Frode in commercio, Made in Italy e delocalizzazioni

a cura di Giacomo Scortichini

Marchio d'origine e delocalizzazioni

Bisogna innanzi tutto premettere che il “made in Italy” è un marchio di origine che è ben altra cosa da un marchio di “provenienza”.
Infatti il “marchio d’origine” ci dice la Cassazione penale con sentenza n.13712 del 2005 “ è una locuzione riferibile alla produzione, fabbricazione o coltivazione del prodotto, mentre la “provenienza” è il luogo o soggetto che funge da intermediario tra produttori e acquirenti-consumatori.

Non è raro il fatto che il consumatore possa essere tratto in inganno da condotte fraudolente che operano nell’utilizzo del prestigioso “made in Italy” senza che in realtà il bene non venga prodotto, fabbricato o coltivato in Italia.

Cosa centrano le delocalizzazioni?
Sovente le delocalizzazioni entrano in tutto o in parte nella realizzazione di un determinato prodotto, il quale mantiene il suo “made in
Italy” per un parziale radicamento sul territorio, anche se parte della produzione, intesa nel senso di quantitativo e parte delle produzione, intesa come parzialità componentistica, avvenga in altri paesi dove i costi di del lavoro e/o una fiscalità risultano estremamente più vantaggiosi

L’articolo 515 del c.p. “Frode in commercio” stabilisce che, affinché il reato si realizzi, il prodotto consegnato deve essere “difforme” o “diverso”.

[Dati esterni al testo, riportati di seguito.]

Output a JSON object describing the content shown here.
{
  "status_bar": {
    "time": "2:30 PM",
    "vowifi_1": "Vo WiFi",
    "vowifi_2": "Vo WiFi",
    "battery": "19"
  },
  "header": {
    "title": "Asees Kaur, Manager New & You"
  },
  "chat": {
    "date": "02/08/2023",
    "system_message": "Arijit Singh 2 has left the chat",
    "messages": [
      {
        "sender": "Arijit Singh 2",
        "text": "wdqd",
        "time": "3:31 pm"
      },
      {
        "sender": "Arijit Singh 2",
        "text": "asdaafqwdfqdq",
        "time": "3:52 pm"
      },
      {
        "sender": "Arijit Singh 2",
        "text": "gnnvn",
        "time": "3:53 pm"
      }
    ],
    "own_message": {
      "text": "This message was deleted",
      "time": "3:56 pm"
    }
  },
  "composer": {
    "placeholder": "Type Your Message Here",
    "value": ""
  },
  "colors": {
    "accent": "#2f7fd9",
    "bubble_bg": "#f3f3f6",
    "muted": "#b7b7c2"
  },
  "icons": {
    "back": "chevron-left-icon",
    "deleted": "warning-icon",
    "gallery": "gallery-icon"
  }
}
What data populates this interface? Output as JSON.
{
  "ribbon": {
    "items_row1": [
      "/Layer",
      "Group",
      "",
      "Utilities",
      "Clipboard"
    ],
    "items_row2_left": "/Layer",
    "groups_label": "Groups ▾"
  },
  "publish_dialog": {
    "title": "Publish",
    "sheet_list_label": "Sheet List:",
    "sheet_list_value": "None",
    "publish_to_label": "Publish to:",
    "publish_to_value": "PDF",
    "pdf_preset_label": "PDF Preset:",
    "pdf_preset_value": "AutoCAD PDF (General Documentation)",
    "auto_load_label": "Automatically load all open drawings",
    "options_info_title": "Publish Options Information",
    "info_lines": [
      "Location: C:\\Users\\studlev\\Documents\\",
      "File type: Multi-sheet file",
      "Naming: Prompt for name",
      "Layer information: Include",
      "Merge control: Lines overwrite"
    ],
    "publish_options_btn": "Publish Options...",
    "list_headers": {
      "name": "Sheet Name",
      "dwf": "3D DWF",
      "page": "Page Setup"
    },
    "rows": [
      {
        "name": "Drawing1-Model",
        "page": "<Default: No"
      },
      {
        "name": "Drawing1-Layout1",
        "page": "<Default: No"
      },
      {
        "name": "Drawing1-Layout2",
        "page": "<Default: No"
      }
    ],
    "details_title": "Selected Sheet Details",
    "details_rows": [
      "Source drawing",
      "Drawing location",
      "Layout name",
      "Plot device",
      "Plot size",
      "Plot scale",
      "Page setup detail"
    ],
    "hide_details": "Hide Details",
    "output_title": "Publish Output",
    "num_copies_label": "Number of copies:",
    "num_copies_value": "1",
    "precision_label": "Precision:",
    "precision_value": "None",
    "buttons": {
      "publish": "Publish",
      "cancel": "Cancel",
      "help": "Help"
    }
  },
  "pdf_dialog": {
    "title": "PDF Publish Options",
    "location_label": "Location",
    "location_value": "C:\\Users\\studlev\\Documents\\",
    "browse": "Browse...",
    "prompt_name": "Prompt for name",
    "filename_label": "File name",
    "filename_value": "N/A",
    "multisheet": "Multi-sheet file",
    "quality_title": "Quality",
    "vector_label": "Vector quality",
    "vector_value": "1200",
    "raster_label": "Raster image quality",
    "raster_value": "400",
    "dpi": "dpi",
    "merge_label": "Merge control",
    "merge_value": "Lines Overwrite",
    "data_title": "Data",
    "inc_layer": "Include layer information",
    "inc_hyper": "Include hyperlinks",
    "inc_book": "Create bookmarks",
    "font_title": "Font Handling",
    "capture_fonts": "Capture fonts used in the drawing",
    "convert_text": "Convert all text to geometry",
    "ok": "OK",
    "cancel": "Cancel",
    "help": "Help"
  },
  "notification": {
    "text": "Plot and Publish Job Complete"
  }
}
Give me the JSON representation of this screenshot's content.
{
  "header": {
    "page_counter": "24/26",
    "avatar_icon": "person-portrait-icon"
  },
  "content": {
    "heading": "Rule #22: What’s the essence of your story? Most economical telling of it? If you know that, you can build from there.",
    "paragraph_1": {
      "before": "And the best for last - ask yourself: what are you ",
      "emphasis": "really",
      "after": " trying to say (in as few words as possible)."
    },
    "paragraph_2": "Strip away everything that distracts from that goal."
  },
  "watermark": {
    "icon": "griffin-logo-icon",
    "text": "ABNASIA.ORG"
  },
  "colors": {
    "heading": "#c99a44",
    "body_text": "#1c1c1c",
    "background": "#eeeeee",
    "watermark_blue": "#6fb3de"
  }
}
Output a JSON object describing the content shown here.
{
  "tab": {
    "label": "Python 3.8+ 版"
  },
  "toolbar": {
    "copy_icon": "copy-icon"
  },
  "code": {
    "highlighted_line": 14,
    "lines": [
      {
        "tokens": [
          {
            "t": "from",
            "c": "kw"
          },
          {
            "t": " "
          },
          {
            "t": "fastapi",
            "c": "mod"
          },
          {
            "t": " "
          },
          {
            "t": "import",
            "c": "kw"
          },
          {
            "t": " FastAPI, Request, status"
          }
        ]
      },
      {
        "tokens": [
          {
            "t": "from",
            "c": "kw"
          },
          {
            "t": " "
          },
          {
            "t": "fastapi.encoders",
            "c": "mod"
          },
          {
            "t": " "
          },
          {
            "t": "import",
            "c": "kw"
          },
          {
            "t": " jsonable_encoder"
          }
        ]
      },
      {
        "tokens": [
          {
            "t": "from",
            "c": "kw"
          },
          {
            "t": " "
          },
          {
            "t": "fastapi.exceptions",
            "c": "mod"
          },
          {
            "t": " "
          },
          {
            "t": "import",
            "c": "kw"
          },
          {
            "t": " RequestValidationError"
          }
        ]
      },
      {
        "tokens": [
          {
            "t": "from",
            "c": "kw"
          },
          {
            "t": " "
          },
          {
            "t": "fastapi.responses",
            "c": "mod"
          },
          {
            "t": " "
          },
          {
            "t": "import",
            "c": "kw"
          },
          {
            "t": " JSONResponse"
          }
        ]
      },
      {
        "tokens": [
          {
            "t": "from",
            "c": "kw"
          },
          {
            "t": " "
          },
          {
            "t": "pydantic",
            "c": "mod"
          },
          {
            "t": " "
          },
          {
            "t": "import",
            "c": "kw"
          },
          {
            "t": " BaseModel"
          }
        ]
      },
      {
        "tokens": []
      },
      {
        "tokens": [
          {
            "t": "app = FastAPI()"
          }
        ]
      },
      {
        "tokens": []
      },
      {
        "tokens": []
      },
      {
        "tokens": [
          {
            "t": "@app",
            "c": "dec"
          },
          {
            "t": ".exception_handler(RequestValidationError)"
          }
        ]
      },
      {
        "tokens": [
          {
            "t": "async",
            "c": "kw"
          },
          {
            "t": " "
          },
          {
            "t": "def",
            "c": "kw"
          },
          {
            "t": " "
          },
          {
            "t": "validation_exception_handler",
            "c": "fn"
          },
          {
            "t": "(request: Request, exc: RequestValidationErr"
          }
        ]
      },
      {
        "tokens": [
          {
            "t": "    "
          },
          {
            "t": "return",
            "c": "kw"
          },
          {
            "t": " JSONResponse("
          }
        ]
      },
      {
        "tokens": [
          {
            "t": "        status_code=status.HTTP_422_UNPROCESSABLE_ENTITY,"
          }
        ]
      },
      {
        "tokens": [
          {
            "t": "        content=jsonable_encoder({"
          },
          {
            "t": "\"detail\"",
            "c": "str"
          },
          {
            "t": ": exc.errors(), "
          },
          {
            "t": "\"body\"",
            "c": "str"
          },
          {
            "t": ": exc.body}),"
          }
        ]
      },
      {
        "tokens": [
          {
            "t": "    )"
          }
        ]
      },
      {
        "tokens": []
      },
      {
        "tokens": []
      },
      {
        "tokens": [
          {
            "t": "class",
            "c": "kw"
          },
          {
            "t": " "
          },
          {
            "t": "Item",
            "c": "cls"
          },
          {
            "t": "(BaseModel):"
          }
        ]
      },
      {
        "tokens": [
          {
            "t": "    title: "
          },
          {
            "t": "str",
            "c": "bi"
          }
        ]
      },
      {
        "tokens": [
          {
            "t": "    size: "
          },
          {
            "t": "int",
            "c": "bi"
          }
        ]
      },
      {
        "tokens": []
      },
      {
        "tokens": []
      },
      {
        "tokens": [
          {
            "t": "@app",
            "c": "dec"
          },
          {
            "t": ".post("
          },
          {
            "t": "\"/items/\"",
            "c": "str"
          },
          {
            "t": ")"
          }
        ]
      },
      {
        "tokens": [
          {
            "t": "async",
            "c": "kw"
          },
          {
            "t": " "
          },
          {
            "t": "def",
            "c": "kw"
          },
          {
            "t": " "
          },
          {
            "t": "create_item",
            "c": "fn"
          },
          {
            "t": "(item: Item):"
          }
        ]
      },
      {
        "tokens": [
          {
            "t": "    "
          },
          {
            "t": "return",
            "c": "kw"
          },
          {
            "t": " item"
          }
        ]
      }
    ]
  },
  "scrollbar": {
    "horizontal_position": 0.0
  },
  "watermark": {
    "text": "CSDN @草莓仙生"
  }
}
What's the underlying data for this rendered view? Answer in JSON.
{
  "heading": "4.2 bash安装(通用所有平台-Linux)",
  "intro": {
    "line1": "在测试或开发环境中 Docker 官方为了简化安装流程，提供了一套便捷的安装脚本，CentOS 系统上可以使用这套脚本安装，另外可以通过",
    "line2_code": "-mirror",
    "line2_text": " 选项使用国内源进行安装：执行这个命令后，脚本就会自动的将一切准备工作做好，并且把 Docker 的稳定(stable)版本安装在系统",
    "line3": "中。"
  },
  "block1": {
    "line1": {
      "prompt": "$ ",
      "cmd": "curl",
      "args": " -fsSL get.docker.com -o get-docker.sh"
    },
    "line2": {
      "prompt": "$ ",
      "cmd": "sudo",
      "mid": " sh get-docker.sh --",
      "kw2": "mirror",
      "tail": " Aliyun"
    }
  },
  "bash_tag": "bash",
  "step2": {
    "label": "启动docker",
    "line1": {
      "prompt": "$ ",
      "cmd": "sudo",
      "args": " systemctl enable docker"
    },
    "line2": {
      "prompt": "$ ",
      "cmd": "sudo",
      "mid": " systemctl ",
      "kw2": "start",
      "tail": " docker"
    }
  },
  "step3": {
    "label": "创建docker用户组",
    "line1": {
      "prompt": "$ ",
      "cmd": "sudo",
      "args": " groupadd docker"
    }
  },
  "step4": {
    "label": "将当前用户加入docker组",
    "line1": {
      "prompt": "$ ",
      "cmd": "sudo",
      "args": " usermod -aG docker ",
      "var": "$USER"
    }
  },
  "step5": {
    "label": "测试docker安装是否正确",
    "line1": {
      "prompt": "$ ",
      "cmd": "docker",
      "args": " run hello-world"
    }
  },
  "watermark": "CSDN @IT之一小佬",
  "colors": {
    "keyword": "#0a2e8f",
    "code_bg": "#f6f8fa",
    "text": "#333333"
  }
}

Gli elementi di “diversità” e “difformità” sono:

- Diversità per origine del prodotto concerne il luogo geografico di produzione di cose ; esistono prodotti che offrono all’acquirente garanzie per il solo fatto di essere state prodotte in quel determinato luogo;

- Difformità per qualità sussiste laddove tra la cosa dichiarata/pattuita e quella consegnata vi sia una differenza di pregio o di utilizzabilità.

Dunque è ipotizzabile che, in una economia sempre più globalizzata, le tutele del “made in Italy” non siano più sufficienti non solo a garantire il cittadino dalle possibili “diversità” e “difformità” dei beni, ma neanche a mantenere un giusto equilibrio economico- produttivo tra chi ha scelto di realizzare un prodotto “made in Italy” in Italia, assumendosi oneri e onori e chi potrebbe utilizzare un lavoro, anche parziale in altri paesi a minor costo, mantenendo comunque un marchio di origine così prestigioso come il “made in Italy”.